Mariani Giuliano, Gulec Seza A, Rubello Domenico, Boni Giuseppe, Puccini Marco, Pelizzo Maria Rosa, Manca Gianpiero, Casara Dario, Sotti Guido, Erba Paola, Volterrani Duccio, Giuliano Armando E
Regional Center of Nuclear Medicine, University of Pisa Medical School, Pisa, Italy.
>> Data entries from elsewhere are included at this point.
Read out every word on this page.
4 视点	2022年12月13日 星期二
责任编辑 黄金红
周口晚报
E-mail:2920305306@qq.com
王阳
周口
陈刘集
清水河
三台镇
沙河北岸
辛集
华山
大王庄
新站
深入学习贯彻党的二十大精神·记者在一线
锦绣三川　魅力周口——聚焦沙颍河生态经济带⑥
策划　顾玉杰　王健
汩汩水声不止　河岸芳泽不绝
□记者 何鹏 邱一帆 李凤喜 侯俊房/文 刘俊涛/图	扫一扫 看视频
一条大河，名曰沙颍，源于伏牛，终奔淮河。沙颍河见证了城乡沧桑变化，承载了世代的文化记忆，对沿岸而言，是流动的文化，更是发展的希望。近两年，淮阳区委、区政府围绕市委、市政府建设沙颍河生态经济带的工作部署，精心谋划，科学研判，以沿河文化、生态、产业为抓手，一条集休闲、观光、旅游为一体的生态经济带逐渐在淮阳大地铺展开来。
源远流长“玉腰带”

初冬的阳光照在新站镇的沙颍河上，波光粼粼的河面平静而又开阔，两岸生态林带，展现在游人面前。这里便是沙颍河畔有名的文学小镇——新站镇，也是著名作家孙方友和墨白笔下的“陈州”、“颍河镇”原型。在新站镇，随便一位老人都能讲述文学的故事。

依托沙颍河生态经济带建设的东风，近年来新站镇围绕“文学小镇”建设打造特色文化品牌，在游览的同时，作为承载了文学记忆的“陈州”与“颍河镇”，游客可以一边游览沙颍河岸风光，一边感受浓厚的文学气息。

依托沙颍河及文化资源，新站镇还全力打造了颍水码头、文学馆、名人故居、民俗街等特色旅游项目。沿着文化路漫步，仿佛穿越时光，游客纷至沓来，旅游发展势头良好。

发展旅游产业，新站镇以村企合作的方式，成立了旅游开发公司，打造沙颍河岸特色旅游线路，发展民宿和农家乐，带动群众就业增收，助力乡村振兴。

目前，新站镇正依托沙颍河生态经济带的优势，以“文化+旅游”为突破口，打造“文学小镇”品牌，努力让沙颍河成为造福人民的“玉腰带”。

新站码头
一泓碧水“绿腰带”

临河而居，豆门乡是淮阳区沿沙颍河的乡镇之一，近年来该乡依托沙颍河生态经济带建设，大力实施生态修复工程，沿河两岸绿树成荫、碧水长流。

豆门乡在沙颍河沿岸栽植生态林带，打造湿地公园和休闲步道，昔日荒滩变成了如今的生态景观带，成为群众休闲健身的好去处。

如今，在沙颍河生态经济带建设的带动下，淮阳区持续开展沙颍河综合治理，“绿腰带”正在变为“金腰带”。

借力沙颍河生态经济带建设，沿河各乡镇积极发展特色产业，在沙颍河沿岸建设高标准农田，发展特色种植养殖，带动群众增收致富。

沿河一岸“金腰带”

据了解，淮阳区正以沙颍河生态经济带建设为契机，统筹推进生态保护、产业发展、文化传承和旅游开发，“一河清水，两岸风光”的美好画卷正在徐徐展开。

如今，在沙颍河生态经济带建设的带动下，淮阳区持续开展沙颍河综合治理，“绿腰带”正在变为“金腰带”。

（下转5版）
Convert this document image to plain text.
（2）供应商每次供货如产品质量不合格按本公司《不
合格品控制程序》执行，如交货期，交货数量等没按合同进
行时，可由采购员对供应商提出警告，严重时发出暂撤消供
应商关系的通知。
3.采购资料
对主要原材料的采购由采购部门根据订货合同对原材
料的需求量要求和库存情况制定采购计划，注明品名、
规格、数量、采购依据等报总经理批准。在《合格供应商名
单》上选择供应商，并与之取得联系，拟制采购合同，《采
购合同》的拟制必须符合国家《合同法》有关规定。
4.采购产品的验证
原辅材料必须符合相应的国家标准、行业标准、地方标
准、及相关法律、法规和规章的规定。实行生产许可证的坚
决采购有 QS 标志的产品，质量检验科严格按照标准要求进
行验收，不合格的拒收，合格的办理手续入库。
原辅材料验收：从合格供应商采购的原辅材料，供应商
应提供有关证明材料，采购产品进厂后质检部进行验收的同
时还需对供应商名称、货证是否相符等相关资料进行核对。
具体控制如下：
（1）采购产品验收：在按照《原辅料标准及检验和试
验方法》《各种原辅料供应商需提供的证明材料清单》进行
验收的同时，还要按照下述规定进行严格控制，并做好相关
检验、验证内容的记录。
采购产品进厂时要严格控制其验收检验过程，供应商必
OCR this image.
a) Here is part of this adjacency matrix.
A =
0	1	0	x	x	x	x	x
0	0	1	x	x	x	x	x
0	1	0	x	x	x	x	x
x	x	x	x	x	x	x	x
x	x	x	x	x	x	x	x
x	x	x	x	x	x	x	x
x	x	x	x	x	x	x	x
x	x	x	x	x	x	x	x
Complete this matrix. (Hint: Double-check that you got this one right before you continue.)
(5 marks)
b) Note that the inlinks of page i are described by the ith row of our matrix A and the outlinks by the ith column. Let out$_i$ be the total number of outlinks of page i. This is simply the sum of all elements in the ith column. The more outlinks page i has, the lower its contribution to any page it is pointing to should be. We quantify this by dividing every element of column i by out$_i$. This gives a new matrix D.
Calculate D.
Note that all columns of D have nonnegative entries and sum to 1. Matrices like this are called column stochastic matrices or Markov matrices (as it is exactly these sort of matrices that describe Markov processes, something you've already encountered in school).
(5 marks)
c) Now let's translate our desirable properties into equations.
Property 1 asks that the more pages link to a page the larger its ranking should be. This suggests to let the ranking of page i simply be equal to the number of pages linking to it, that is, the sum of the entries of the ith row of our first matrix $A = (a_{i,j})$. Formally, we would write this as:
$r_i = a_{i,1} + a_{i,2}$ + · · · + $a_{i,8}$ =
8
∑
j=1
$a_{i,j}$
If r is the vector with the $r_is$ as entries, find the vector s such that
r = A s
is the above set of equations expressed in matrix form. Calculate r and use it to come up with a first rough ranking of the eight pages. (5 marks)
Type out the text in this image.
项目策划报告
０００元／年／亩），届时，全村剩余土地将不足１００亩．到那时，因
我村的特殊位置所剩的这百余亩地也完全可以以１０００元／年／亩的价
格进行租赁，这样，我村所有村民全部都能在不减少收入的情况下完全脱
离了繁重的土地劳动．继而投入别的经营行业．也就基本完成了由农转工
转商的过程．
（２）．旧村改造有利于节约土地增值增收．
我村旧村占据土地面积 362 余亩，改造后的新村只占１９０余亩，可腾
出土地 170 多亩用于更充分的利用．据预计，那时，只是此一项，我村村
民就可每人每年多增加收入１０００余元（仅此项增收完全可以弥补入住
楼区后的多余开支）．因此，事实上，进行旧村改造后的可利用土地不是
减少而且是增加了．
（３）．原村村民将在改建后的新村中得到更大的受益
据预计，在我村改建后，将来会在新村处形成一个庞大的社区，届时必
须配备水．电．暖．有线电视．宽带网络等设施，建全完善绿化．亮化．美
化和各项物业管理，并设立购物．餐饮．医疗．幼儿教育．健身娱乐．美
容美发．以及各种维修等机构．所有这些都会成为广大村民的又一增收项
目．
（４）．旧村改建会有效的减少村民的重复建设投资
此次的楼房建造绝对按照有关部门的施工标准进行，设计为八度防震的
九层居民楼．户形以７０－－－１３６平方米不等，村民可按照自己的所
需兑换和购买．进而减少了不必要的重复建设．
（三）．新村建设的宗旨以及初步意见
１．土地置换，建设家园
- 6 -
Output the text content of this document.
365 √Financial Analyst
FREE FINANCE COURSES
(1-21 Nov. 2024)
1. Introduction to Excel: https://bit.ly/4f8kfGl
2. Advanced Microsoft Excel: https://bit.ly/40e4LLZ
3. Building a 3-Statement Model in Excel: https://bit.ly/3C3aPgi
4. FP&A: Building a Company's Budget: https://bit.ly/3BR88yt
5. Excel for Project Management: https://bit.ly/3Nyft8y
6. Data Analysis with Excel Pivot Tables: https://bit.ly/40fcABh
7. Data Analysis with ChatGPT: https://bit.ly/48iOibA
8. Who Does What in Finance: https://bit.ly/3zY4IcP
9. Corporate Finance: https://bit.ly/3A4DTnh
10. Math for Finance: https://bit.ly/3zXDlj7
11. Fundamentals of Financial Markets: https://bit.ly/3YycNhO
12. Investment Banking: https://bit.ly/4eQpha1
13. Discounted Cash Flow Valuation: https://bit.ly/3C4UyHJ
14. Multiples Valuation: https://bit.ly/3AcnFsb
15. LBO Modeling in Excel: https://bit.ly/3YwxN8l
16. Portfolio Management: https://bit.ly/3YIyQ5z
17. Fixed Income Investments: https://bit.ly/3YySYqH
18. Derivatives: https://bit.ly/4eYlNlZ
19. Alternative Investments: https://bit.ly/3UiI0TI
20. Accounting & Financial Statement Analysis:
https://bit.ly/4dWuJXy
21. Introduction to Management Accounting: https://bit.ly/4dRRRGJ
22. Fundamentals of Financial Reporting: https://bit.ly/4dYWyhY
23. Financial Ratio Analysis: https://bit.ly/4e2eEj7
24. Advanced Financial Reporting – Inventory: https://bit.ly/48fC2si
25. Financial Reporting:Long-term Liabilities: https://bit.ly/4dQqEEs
J Nucl Med. 2003 Sep;44(9):1443-58.
Clinical or subclinical hyperparathyroidism is one of the most common endocrine disorders. Excessive secretion of parathyroid hormone is most frequently caused by an adenoma of >or=1 parathyroid gland. Unsuccessful surgery with persistent hyperparathyroidism, due to inadequate preoperative or intraoperative localization, may be observed in about 10% of patients. The conventional surgical approach is bilateral neck exploration, whereas minimally invasive parathyroidectomy (MIP) has been made possible by the introduction of (99m)Tc-sestamibi scintigraphy for preoperative localization of parathyroid adenomas. In MIP, the incision is small, dissection is minimal, postoperative pain is less, and hospital stay is shorter. Localization imaging techniques include ultrasonography, CT, MRI, and scintigraphy. Parathyroid scintigraphy with (99m)Tc-sestamibi is based on longer retention of the tracer in parathyroid than in thyroid tissue. Because of the frequent association of parathyroid adenomas with nodular goiter, the optimal imaging combination is (99m)Tc-sestamibi scintigraphy and ultrasonography. Different protocols are used for (99m)Tc-sestamibi parathyroid scintigraphy, depending on the institutional logistics and experience (classical dual-phase scintigraphy, various subtraction techniques in combination with radioiodine or (99m)Tc-pertechnetate). MIP is greatly aided by intraoperative guidance with a gamma-probe, based on in vivo radioactivity counting after injection of (99m)Tc-sestamibi. Different protocols used for gamma-probe-guided MIP are based on different timing and doses of tracer injected. Gamma-probe-guided MIP is a very attractive surgical approach to treat patients with primary hyperparathyroidism due to a solitary parathyroid adenoma. The procedure is technically easy, safe, with a low morbidity rate, and has better cosmetic results and lower overall cost than conventional bilateral neck exploration. Specific guidelines should be followed when selecting patients for gamma-probe-guided MIP.
临床或亚临床甲状旁腺功能亢进是最常见的内分泌疾病之一。甲状旁腺激素分泌过多最常见的原因是一个或多个甲状旁腺腺瘤。由于术前或术中定位不准确,约10%的患者手术失败且甲状旁腺功能亢进持续存在。传统的手术方法是双侧颈部探查,而引入(99m)锝-甲氧基异丁基异腈闪烁扫描术用于术前甲状旁腺腺瘤定位后,微创甲状旁腺切除术(MIP)成为可能。在MIP中,切口小,解剖范围小,术后疼痛轻,住院时间短。定位成像技术包括超声检查、CT、MRI和闪烁扫描术。(99m)锝-甲氧基异丁基异腈甲状旁腺闪烁扫描术基于示踪剂在甲状旁腺中的滞留时间比在甲状腺组织中长。由于甲状旁腺腺瘤常与结节性甲状腺肿相关,最佳的成像组合是(99m)锝-甲氧基异丁基异腈闪烁扫描术和超声检查。根据机构的后勤保障和经验,(99m)锝-甲氧基异丁基异腈甲状旁腺闪烁扫描术采用不同的方案(经典双期闪烁扫描术、与放射性碘或(99m)锝-高锝酸盐联合的各种减影技术)。注射(99m)锝-甲氧基异丁基异腈后基于体内放射性计数的γ探头术中引导极大地辅助了MIP。用于γ探头引导的MIP的不同方案基于注射示踪剂的不同时间和剂量。γ探头引导的MIP是治疗因孤立性甲状旁腺腺瘤导致的原发性甲状旁腺功能亢进患者的一种非常有吸引力的手术方法。该手术在技术上简单、安全,发病率低,与传统双侧颈部探查相比具有更好的美容效果和更低的总成本。选择接受γ探头引导的MIP的患者时应遵循特定的指南。